Home De Pacificatie van 1917

De Pacificatie van 1917

  • Gepubliceerd op: 21 maart 2005
  • Laatste update 09 feb 2023
  • Auteur:
    Piet de Rooy
  • 14 minuten leestijd
De Pacificatie van 1917

Wat moeten we weten van onze vaderlandse geschiedenis? Historici Piet de Rooy en Jan Bank maakten een canon van het Nederlandse verleden. Tien hoogtepunten uit dit overzicht treft u aan in Historisch Nieuwsblad. Deze maand: De Pacificatie van 1917.
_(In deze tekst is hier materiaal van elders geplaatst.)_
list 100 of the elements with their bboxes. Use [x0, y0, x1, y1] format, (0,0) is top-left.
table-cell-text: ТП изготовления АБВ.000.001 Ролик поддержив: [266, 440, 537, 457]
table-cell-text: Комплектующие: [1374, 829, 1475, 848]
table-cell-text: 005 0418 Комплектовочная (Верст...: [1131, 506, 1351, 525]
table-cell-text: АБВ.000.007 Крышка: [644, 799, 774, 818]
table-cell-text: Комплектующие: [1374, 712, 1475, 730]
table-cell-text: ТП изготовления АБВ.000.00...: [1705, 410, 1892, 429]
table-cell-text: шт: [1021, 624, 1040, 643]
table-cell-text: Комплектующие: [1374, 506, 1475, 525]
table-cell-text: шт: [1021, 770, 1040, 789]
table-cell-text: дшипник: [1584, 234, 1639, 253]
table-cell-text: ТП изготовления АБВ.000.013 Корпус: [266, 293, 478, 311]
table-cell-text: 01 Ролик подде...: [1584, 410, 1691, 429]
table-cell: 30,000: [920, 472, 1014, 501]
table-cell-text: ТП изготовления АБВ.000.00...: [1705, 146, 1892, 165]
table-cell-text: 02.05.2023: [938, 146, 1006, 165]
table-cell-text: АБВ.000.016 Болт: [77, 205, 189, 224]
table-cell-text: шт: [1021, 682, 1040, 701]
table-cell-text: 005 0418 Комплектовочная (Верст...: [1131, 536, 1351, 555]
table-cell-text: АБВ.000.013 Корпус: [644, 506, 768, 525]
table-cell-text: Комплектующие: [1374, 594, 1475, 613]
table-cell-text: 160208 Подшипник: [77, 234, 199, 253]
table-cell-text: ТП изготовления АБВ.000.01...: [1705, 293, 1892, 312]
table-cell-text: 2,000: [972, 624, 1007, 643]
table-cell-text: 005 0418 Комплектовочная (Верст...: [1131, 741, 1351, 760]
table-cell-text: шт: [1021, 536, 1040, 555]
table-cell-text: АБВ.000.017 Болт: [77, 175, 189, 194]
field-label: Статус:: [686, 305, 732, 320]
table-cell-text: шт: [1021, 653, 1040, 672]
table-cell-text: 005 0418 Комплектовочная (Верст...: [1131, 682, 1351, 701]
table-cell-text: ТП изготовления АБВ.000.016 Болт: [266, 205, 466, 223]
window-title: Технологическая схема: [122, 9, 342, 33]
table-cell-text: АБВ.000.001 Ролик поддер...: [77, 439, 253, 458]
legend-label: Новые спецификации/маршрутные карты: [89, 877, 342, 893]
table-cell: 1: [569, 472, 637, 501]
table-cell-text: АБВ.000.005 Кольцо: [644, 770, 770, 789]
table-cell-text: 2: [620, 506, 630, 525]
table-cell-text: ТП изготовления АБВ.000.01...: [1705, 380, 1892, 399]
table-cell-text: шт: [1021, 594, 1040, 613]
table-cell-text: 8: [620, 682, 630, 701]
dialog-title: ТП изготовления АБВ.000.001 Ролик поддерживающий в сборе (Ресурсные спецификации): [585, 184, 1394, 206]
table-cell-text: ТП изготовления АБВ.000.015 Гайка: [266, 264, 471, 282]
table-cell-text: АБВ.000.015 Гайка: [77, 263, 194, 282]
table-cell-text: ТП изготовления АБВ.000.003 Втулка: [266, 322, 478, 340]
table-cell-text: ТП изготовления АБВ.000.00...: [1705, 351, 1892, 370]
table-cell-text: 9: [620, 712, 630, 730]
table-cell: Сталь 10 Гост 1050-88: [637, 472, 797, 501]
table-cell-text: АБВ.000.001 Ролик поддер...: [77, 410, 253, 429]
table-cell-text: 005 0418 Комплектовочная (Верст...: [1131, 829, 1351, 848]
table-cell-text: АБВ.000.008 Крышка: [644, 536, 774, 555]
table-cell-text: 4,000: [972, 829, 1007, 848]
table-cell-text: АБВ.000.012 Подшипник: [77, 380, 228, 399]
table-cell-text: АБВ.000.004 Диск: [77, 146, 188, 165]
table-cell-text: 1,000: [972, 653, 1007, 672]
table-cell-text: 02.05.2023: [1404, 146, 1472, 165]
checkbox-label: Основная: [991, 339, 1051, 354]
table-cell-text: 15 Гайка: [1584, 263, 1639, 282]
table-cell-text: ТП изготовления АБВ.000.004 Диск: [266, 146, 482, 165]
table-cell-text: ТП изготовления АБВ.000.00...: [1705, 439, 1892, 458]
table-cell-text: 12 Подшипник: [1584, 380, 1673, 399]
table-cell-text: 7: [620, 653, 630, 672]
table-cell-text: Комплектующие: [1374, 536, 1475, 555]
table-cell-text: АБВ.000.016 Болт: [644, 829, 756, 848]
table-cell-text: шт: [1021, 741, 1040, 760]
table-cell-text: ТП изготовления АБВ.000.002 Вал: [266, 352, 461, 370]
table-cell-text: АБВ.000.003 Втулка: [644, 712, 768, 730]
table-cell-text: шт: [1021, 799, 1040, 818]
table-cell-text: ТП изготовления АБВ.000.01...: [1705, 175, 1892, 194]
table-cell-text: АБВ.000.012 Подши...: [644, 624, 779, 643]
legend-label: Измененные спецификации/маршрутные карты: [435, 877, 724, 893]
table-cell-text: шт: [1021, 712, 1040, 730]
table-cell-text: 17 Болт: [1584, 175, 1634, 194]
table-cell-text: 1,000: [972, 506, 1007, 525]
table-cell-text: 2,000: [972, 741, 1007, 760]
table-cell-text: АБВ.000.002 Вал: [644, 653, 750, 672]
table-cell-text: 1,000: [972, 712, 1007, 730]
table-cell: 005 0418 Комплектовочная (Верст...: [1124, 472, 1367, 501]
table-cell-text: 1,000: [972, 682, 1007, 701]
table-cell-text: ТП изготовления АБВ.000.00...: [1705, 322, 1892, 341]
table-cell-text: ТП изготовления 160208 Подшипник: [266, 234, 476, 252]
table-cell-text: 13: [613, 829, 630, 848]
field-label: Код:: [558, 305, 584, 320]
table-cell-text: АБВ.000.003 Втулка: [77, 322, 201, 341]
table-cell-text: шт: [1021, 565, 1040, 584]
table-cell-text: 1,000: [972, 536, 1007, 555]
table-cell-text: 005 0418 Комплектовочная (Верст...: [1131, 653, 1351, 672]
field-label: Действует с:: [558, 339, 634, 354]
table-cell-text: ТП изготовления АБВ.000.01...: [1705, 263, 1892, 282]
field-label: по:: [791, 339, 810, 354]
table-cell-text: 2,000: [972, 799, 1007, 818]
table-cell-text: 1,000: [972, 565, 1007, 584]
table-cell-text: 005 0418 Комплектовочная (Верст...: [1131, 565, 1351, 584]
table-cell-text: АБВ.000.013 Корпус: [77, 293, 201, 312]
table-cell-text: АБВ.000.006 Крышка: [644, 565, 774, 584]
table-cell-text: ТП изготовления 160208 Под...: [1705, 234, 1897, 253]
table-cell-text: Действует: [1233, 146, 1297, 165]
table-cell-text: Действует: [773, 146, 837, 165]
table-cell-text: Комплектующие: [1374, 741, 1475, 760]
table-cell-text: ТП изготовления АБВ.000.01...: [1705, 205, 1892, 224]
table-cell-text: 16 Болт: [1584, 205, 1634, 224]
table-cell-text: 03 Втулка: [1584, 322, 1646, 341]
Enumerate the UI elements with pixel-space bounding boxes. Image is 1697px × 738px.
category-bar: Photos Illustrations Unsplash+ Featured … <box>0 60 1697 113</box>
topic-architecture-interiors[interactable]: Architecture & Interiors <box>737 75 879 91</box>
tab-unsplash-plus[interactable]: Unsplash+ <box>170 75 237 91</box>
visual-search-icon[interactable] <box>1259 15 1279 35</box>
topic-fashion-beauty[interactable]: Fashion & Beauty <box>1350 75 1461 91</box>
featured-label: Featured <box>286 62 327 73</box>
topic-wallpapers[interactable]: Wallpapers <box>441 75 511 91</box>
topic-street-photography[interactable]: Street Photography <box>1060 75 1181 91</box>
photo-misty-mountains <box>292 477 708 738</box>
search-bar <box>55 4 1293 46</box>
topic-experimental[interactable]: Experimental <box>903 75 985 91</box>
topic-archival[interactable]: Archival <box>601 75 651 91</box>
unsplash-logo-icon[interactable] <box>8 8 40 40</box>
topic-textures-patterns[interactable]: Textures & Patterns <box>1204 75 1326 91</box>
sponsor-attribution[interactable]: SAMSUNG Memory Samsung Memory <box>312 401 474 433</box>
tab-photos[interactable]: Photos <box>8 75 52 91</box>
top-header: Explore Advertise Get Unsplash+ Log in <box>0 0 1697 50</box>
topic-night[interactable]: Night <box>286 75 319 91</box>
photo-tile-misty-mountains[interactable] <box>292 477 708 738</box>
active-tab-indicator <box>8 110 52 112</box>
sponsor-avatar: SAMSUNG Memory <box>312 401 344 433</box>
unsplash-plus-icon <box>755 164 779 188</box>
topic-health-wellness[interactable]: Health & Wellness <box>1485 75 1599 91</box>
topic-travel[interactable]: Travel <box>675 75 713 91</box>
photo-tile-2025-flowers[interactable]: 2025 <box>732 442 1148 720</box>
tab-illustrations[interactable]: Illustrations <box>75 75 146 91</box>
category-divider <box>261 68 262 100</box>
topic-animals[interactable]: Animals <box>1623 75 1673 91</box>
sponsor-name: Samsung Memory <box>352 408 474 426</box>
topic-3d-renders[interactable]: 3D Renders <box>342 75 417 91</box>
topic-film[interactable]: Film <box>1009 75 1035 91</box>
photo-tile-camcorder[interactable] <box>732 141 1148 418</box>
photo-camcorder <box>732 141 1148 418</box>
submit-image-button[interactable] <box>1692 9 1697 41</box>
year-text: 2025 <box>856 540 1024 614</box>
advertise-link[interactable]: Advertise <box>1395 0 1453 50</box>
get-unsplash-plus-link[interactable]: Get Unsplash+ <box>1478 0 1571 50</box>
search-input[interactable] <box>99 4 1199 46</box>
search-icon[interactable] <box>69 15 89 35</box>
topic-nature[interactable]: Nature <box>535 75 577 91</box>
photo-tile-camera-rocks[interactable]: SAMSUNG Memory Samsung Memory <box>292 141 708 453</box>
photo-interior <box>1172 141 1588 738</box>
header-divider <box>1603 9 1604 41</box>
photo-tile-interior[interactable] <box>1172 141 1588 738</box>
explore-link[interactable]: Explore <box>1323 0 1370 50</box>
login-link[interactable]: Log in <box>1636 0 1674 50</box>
Toen Nederland nog dacht een lichtend baken in de wereld te zijn, een land dat op overtuigende wijze liet zien hoe onderlinge tegenstellingen onder controle gehouden moesten worden, was de Pacificatie van 1917 het sleutelvoorbeeld. Bewees dit niet dat een land, dat nagenoeg de gehele negentiende eeuw geworsteld had met schoolstrijd, sociale kwestie en algemeen kiesrecht, al deze ingrijpende problemen met één magistrale beweging had opgelost? De tegengestelde belangen werden in kalm en bezadigd overleg tegen elkaar geruild: links kreeg algemeen kiesrecht, rechts kreeg overheidssubsidie voor het bijzonder onderwijs, en gezamenlijk kon men vervolgens gaan beginnen aan de opbouw van de sociale zekerheid. 

Meer historische context bij het nieuws? Schrijf u in voor onze gratis nieuwsbrief.

Ontvang historische artikelen, nieuws, boekrecensies en aanbiedingen wekelijks gratis in uw inbox.


Dit was – toegegeven – erg beknopt samengevat het beeld dat de politicoloog Arend Lijphart in 1968 ontwierp in zijn boek The Politics of Accomodation: Pluralism and Democracy in the Netherlands, vervolgens vertaald en vele malen herdrukt onder de titel Verzuiling, pacificatie en kentering in de Nederlandse politiek. Lijphart veroverde er de wereld mee, de lessen van deze geschiedenis werden zelfs Zuid-Afrika ten voorbeeld gehouden. Sterker nog: zelfs in Nederland werd dit lange tijd de standaardvisie op de gebeurtenissen, die met een grondwetswijziging in 1917 hun formele beslag hadden gekregen. 
           
Het verhaal van Lijphart over de Pacificatie verloopt ongeveer als volgt. Er was eens een land dat lange tijd met grote problemen worstelde. De problemen stapelden zich op en de verschillende zuilen kwamen steeds scherper tegenover elkaar te staan. Omstreeks 1910 ‘was de politieke toestand dus zeer gespannen’. Maar in 1913 kwam er een kabinet onder leiding van minister-president P.W.A. Cort van der Linden, die moedig opstond en als ‘een eerlijk makelaar’ de partijen ertoe bracht om een oplossing te vinden voor de gerezen verschillen. Dat moest ook wel, omdat de onderlinge vijandigheid het volk verdeelde – zelfs in die mate dat het in twee vijandige kampen uit elkaar dreigde te vallen.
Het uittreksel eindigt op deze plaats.